Teacher: I have my good times and my bad. You’d have to ask my students. Wait. Better not.


Employee: Misiu is my boss per se but we have a good system.


Daughter-in-Law: Or basically anything-in-law is totally ok now. I can speak enough Polish and anything which disagrees with the expectations of how I should perform this role is blamed on the fact that I am American. That is a very convenient excuse.


Churchgoer: My performance in this role ended a long time ago and while my lack of church going is often blamed on the language barrier we all know the reasons are deeper than that.


Patient: I’m a pain in the ass patient for many doctors because I ask a lot of questions (something I learned almost too late from the time I was ill). I follow the philosophy of my former doctor…


1. “In the medical profession, I trust no one, even myself.”


2. “Chris, be careful. This town is a kurwidół (a whore pit) and we (doctors) are all kurwy (whores).” He really said that.


The practical application of these philosophies means that my approach to medicine is at best cautious leaning towards suspicious, sometimes borderline paranoid.

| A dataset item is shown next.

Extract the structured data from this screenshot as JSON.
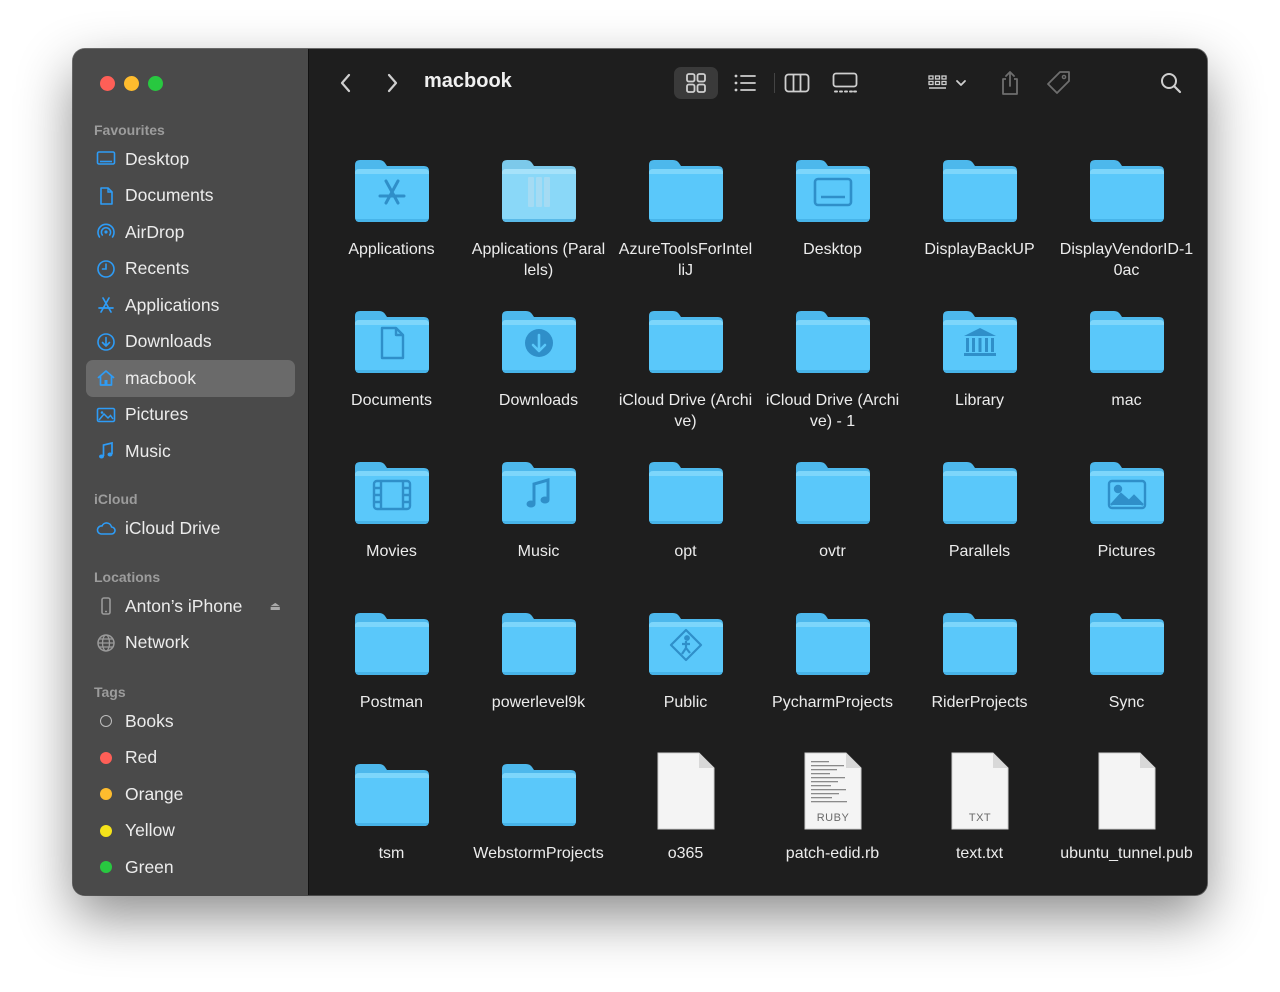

Confidante: I’m real good at this one. People will tell you everything at English lessons, about their upcoming divorce, insider trading, shady pasts, and the good stuff too like how much they love their kids or think skiing is the best sport ever, etc.


Writer: I decided to add this one. I mean what does this role really require – that I write something (I do write some stuff) and somebody reads it (not even sure that is required). I guess I fulfill the minimum requirements of this role :)


Sister: I do very poorly in this role, but I suppose it is because no one is particularly interested in me fulfilling it.


The role that I am struggling with the most is daughter. Maybe because I haven’t played that role in over 7 years and for the 10 years before that it was played only on a part-time basis. My parents also do not know me in the roles of mother, parent, teacher, employee, friend, patient, writer and so on. They only know one slither of me and they don’t even know that slither very well. I’m planning a visit to my parents (not soon but planning). That gives me some time to figure out how to introduce them to me, the whole me.